PTL:Tungsten

From ChemEd Collaborative

Tungsten

Tungsten is a transition metal in Group VIB (Group 6) and the 6th period. It has oxidation numbers ranging from 0 to +6, with +6 being common and +2, +3, +4, and +5 less so. Other members of Group VIB are chromium (Cr) and molybdenum (Mo). In the solid state, the metal has a body-centered cubic structure.

1 Discovered
2 Name
3 Characteristics
4 Thermodynamic Characteristics
5 Uses
6 Emission Spectra

Discovered

The elements of Group VIB were all discovered in a 20 year period at the end of the 18th century. In 1781 the Swedish chemist Scheele, along with Bergman, isolated an oxide of an unknown element from the mineral scheelite (CaWO₄), then called "tungsten", from the Swedish tung sten for "heavy stone". Two years later Spanish brothers J.J. and F.d'Elhuyar isolated the same oxide from the mineral wolframite [(Fe, Mn)WO₄], and they obtained the metal by reducing the oxide with charcoal.

WO₃(s) + 3 C(s) W(s) + 3 CO(g)

Minerals Containing Tungsten
Scheelite	Wolframite

Name

The name "wolfram", from which the symbol W is derived, is the internationally recommended name and is still used in the German literature. However, tungsten is used in the English-speaking world.

Characteristics

Tungsten's abundance in the earth's crust is about the same as that of molybdenum (about 1.2 ppm).
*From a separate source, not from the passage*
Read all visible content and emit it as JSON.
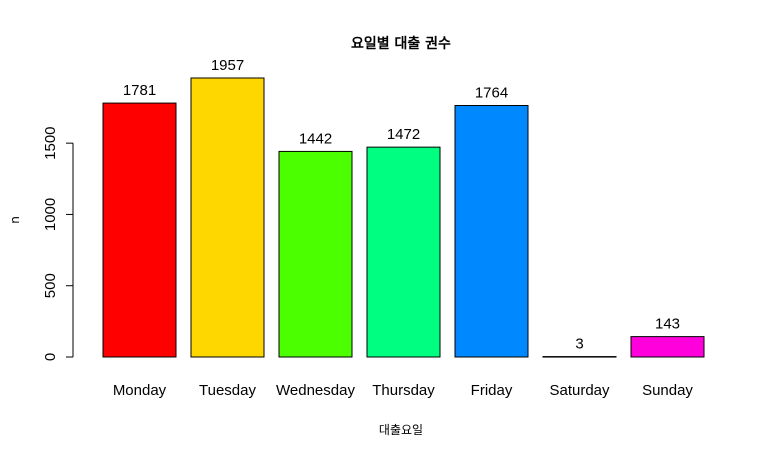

The pure metal is steel-gray and can be forged, spun, drawn into wire, or extruded. It has the highest melting point and lowest vapor pressure of all the known metals and so is an ideal material for [lamp filaments]. Its coefficient of thermal expansion is about the same as that of borosilicate glass, so it is excellent for making metal-to-glass seals. Although it will oxidize in air at high temperature, it is quite resistant to corrosion and is attacked only slightly by mineral acids.

Thermodynamic Characteristics

Studies of tungsten show that it has many abnormal thermodynamic properties. It has a high melting point, entropy of fusion, and expansion on melting. Of all the elements, it is only second to the graphite form of carbon for its melting point. These abnormal properties are believed to come from tungsten’s structural dependence on its d-electron states.

Because of its high melting point, the actual temperature of Tungsten is measured in many experiments using the brightness of the Tungsten calculated with a disappearing filament optical pyrometer. This gives the brightness temperature of Tungsten which is then converted into the actual temperature using the Wien’s equation.

Uses

Tungsten is used in lamp filaments as well as in drill tips and other cutting tools

Tungsten disulfide, WS₂, is made by heating the metal with sulfur at 900°C. It forms an adhering, soft film on a variety of surfaces and is a good lubricant. (Note: MoS2 is also an excellent lubricant.)

Tungsten carbide, WC, is an interstitial compound. It is very stable to high temperatures and very hard. As a result it is used in [cutting tools]. About 67% of the tungsten produced is used in this manner.